Sudah kubilang aku bukan tipe seperti itu.
1.Pertama,aku bahkan tak ingat kapan pertama kali aku mengenal cara berlari seperti itu,tertawa seperti itu,sillouet seperti itu. Dulu aku masih terlalu egois untuk mengisi otakku dengan perihal orang lain,yang ada hanya aku,diriku,bajuku,suaraku,tanganku,hanya aku. Dan tiba-tiba tanpa sadar,Ooh..dia seperti itu,cara berlari seperti itu,tertawa seperti itu,sillouet seperti itu.Aku mulai meluangkan ruang. Tak hanya dalam bulan tapi dalam bilangan tahun,aku melihatnya dan menambah koleksi di otakku. Aku bisa mengamatinya dari dekat. Lama setelah itu aku tahu aku mengaguminya. Sekarang kami berteman dan koleksi di otakku semakin samar-samar.
Dia bijaksana
2.Pertama,secara sadar aku melihatnya pertama kali saat memasuki kelas.
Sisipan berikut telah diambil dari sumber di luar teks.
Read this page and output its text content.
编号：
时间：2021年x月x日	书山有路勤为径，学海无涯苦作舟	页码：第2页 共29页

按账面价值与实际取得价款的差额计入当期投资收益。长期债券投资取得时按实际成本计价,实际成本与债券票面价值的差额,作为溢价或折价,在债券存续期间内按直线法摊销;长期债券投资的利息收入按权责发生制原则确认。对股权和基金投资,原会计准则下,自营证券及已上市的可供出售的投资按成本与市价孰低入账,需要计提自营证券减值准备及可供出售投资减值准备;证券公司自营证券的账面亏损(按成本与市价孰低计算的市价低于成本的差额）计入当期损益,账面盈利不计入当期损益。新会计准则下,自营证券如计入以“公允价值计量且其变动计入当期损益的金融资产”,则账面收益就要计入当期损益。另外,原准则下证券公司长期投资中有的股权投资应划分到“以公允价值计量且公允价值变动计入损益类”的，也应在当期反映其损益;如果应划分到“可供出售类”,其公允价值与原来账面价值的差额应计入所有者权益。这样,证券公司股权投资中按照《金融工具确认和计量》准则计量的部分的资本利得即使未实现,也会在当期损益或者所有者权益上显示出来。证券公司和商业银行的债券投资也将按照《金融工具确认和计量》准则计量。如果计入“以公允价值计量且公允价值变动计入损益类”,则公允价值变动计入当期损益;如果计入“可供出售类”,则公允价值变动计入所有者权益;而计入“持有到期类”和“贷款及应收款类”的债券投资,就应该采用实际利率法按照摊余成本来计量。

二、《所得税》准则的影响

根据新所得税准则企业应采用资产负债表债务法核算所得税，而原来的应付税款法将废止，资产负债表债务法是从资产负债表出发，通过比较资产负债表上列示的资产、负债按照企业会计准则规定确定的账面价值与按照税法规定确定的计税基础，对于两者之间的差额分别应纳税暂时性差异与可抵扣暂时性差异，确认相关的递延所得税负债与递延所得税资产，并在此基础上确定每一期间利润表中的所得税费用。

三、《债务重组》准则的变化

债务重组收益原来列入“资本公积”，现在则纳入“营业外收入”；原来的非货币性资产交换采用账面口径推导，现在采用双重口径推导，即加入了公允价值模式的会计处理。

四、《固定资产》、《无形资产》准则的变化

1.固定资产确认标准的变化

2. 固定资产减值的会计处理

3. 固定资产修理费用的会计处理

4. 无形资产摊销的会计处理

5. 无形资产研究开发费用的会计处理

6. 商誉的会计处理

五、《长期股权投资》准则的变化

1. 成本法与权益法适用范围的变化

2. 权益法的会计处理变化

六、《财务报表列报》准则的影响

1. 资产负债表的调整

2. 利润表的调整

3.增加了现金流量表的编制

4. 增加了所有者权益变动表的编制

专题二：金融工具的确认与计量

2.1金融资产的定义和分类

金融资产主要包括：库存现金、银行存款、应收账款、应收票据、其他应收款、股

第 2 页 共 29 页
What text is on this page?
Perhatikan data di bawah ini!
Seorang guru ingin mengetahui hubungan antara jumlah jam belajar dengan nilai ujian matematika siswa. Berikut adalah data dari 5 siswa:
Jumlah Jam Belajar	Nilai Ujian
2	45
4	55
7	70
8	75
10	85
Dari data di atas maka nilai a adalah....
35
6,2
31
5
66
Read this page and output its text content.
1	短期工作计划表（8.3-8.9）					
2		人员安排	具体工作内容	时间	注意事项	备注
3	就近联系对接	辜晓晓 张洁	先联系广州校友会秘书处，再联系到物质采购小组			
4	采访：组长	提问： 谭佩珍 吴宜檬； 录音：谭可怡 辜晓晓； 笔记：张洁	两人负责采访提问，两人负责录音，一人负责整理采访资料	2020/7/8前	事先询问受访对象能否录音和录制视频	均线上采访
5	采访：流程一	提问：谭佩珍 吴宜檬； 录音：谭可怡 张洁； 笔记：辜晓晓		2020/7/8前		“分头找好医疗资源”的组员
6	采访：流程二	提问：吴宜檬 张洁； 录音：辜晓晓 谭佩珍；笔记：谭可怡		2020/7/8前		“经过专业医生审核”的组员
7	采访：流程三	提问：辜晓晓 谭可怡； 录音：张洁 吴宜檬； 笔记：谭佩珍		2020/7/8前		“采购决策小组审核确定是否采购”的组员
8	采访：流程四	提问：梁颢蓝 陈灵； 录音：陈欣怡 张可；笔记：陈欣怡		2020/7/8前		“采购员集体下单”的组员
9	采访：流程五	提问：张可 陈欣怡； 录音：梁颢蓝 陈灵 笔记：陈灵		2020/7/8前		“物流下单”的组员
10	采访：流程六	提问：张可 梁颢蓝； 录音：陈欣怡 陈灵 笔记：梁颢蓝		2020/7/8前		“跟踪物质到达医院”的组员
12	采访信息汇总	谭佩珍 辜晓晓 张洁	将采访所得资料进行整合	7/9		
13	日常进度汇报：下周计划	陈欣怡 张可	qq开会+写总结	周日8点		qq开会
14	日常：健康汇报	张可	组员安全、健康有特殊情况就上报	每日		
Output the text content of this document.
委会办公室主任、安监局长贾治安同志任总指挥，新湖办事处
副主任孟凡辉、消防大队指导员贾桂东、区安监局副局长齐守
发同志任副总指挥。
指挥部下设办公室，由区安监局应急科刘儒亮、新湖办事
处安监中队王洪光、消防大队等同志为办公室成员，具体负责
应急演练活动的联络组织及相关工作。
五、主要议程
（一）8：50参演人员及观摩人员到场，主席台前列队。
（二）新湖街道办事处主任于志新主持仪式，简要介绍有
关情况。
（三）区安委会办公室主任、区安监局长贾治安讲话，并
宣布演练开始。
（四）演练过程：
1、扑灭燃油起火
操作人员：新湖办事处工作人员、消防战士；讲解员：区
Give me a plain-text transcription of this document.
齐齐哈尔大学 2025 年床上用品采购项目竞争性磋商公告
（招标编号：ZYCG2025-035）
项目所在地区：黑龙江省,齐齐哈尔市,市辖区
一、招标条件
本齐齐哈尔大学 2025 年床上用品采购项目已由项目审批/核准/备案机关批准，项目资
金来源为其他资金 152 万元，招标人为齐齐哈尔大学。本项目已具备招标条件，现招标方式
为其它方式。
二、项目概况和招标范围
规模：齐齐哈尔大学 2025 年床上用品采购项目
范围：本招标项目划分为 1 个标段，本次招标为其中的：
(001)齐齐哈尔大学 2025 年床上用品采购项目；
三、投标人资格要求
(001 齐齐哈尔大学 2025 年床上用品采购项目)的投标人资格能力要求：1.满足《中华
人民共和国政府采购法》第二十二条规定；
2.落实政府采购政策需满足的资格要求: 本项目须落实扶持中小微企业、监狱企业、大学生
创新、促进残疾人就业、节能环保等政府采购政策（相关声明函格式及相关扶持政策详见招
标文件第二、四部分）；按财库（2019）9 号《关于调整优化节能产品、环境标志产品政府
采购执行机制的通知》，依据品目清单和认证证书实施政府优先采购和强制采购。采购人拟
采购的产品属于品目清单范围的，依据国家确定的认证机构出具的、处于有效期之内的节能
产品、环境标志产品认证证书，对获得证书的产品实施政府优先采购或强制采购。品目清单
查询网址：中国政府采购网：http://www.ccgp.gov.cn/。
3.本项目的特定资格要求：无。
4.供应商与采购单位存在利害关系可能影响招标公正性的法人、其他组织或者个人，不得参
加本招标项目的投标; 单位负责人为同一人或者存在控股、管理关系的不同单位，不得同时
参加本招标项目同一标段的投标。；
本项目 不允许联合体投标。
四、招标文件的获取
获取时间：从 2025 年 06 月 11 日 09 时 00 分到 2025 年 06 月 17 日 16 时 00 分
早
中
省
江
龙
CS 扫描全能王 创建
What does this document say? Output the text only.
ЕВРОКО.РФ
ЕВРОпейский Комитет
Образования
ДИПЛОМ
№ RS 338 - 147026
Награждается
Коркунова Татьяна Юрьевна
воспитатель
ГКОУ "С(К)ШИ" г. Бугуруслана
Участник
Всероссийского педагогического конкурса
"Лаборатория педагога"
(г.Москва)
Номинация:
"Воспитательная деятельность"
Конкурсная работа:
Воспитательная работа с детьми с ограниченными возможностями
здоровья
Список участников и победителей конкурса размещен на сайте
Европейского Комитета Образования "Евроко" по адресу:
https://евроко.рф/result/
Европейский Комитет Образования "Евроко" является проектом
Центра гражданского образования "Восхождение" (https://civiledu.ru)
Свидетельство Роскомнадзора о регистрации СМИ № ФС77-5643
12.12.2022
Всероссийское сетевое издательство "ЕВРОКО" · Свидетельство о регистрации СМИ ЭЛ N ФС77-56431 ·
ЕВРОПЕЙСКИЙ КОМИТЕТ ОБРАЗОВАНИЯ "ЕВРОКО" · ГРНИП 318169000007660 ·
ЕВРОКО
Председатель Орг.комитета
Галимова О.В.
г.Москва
Bagiku saat itu dia seperti orang tersesat yg menyalakan obor terang agar diperhatikan oleh helikopter penyelamat dan teman disekitar hanya sekumpulan pohon nyiur melambai-lambai. Padahal dia sama diamnya dg teman baruku yang lain,melambai-melambai. Tapi itu tidak lama,semua kembali normal,suasana kelas baru yang biasa. Orang inilah yang membuatku gemetaran pertama kali pada episode kehidupanku di masa datang, entah karena aku belum sarapan atau apa. Memperhatikannya dari jauh, tapi itupun dengan kewaspadaan tingkat tinggi. Jangan sampai orang mencurigai aku menyukainya. Lihat dia,lihat orang lain, Lihat dia,lihat orang lain..untuk membuatnya spesial kau harus menspesialkan orang lain juga, itu akan jadi semak yang bagus untuk menyembunyikan bunga liarmu. Ingin menyapanya kau harus sapa yang lain-lain dulu, ingin memberinya sesuatu beri yang lain-lainnya dulu. Penghilangan kecurigaan yang merepotkan.
Dia cukup bersahabat
3.pertama,saat menemuinya pertama kali aku tersentak dengan karakternya. Bahkan mataku tak bisa lepas. Tidak seperti yang lain aku masih bisa menyimpannya dalam petiku sendiri. Tapi dia terlalu,sangat terlalu..aku memperhatikan tiap detailnya sebisaku. Benar-benar tidak bisa di ungkapkan.
Dia sangat egois
4.pertama,aku tak hanya punya tiga,aku punya banyak.
Menjadi pengagum rahasia, berbeda dengan menyukai seseorang bagiku.
Bagian tersulitnya adalah tetap menjaganya sebagai 'secret'. Tidak mengatakan pada orang lain meski orang terdekatmu sekalipun. Tapi disitulah kesenangannya,bagaimana aku mati-matian tidak membicarakanmu. Melihatmu dengan jelas tapi tetap tersembunyi. Kadang kau menoleh saat aku sedang menganalisa, tapi aku hanya akan memasang tampang bosan dan melihat ke penjuru yang lain,menspesialkan yang lain. Mendengar tanggapan orang lain untukmu.
Aku hanya pengagum rahasia, mengamati karaktermu dari jauh, mengambil nasehat dari keseharianmu, tanpa ada manusia yang tahu. Kau membantuku mengembangkan karakterku. Kalau tidak bisa menjaganya tetap rahasia bukan pengagum rahasia namanya.